SÃO PAULO, SP (FOLHAPRESS) - Numa tarde em São Paulo há mais de quatro décadas, Ney Matogrosso passou várias horas nu no apartamento de Vania Toledo, sendo fotografado por ela. "A Vania era uma amiga íntima. Eu estava pelado, ela escolhia coisas, trazia lençóis vermelhos, tudo o que ela pedia para eu fazer eu fazia, sem nenhum problema, mesmo", conta o cantor.
Na foto que comporia depois o ensaio "Homens", publicado em livro em 1980, Ney aparece nu dentro de uma banheira, com a mão na cabeça e semblante tranquilo, olhando para a câmera. Uma luminária de mesa faz a luz da cena, e seu fio fica exposto quase no meio do quadro.
O livro, hoje esgotado, conta ainda com retratos ousados de Caetano Veloso, de amigos e até do filho da fotógrafa. Apesar da perseguição política daqueles anos, paradoxalmente existia muita liberdade em relação ao corpo e à nudez, acrescenta Ney.
As imagens que compõem a publicação, assim como outros 250 mil fotogramas de Toledo, passam agora para os cuidados do Instituto Moreira Salles, o IMS. A instituição se torna a responsável por todo o acervo da fotógrafa, conhecida por retratar a noite paulistana e a cultura das celebridades no final da ditadura e no começo da redemocratização.

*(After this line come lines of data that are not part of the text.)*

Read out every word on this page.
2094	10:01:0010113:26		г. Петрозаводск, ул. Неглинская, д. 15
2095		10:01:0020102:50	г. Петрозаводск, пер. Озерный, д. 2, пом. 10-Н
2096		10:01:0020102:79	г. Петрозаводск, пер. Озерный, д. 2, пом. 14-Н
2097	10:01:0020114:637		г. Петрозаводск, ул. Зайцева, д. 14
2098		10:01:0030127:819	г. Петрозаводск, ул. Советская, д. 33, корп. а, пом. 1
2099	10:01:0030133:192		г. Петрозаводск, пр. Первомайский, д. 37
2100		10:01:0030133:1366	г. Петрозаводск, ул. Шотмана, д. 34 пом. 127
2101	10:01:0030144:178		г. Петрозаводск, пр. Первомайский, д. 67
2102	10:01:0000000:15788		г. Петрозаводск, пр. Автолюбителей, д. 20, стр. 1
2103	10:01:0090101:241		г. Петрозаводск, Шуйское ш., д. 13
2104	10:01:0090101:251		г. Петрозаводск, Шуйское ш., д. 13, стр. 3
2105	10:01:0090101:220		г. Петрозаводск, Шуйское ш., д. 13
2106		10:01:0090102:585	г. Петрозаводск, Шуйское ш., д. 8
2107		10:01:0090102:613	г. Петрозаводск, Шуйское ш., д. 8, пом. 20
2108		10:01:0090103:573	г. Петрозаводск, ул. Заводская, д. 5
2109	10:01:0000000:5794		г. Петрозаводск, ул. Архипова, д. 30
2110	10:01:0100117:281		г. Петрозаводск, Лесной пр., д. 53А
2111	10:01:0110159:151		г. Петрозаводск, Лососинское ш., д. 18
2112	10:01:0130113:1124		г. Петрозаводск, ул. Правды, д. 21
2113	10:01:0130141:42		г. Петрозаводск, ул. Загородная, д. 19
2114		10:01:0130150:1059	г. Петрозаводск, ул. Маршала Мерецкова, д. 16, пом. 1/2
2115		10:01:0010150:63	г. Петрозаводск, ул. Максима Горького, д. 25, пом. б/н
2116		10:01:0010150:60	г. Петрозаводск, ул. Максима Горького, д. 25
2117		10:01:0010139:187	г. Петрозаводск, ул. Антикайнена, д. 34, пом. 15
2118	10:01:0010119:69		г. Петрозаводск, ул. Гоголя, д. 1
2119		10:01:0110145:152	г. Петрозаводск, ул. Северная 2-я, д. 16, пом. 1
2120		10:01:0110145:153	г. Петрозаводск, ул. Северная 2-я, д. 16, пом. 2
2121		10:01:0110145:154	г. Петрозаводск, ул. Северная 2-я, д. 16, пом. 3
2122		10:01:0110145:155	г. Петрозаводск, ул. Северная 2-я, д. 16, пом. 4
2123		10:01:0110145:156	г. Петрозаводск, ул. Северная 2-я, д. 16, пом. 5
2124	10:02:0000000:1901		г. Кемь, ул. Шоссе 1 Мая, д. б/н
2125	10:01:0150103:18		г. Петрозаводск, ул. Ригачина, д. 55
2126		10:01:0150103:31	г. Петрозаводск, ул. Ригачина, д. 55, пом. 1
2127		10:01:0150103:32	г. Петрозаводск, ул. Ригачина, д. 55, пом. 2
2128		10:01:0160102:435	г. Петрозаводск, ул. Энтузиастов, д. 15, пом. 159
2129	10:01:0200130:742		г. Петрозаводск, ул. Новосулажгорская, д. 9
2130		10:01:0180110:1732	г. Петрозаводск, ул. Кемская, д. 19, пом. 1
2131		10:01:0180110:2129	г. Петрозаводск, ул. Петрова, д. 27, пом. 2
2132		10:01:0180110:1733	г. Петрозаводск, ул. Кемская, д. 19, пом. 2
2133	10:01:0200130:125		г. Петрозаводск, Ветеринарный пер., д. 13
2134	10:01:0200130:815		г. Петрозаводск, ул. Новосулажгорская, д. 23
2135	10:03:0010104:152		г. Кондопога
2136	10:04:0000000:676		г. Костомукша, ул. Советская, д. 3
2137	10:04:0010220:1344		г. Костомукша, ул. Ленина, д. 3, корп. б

Os negativos, positivos, polaroides, documentos e cadernos de anotação de Toledo vão passar por cuidados e catalogação para depois servirem como fonte para divulgação de seu trabalho. Como a transferência do acervo está ainda no começo, não há mostras ou publicações previstas.
A ideia é que a obra de Toledo seja mostrada para uma geração que não a conheceu, diz Thyago Nogueira, coordenador de fotografia contemporânea do IMS. A fotógrafa morreu em 2020, aos 75 anos.
No acervo, há retratos de Gal Costa, Caio Fernando Abreu, Rita Lee, Cazuza, Pelé, Milton Nascimento, José Celso Martinez Corrêa e da banda As Frenéticas, muitos deles tirados no estúdio da fotógrafa em São Paulo. Há também fotos de políticos e empresários.
Outro núcleo são os numerosos registros da vida noturna da capital paulista nos anos 1980 --com uma câmera Yashica a tiracolo, Toledo clicava os frequentadores das boates de maneira espontânea, captando a energia de um ambiente marcado por purpurina e música disco.
"Ela mostrou como era possível fazer isso com uma câmera muito simples, participou de uma visão democrática da fotografia. Para a Vania, a fotografia pertence a todo mundo, não é uma arte refinada que se aproxima das belas artes e tem que estar nos museus caríssimos", afirma Nogueira.
O acervo é também um documento histórico do teatro brasileiro. A fotógrafa registrou tanto atores iniciantes que frequentavam o circuito da praça Roosevelt e precisavam de materiais de divulgação quanto espetáculos e astros como Marília Pêra, Raul Cortez, Marco Nanini e Ney Latorraca.
Toledo era amiga próxima de Irene Ravache, fotografada por ela várias vezes em situações profissionais ou pessoais. A atriz conta que, mesmo que não goste de posar para retratos, Toledo era a profissional com quem mais se sentia à vontade, pois ela conseguia desarmar seus personagens e os deixava à vontade.
"Eu já fui fotografada por fotógrafos de peso, numa época em que eles tinham um status muito merecido, mas havia um distanciamento com eles que com a Vania não tinha, o que fazia que as fotografias resultassem nas belezas que resultaram", afirma Ravache, que uma vez foi retrata por sua amiga como uma vampira, segurando uma cruz.
Ao circular entre intelectuais e artistas, Toledo pôde documentar a formação da cultura da celebridade de dentro e de uma maneira muito informal, algo que não seria possível atualmente, afirma Nogueira, do IMS.
"Hoje em dia as imagens são muito mais controladas pelos assessores, todo mundo é autoconsciente de uma construção de imagem, é um lugar muito engessado, e ela pegou o momento anterior a isso. As fotos dela tinham um pé na realidade do que é a vida. Não é uma vida maquiada."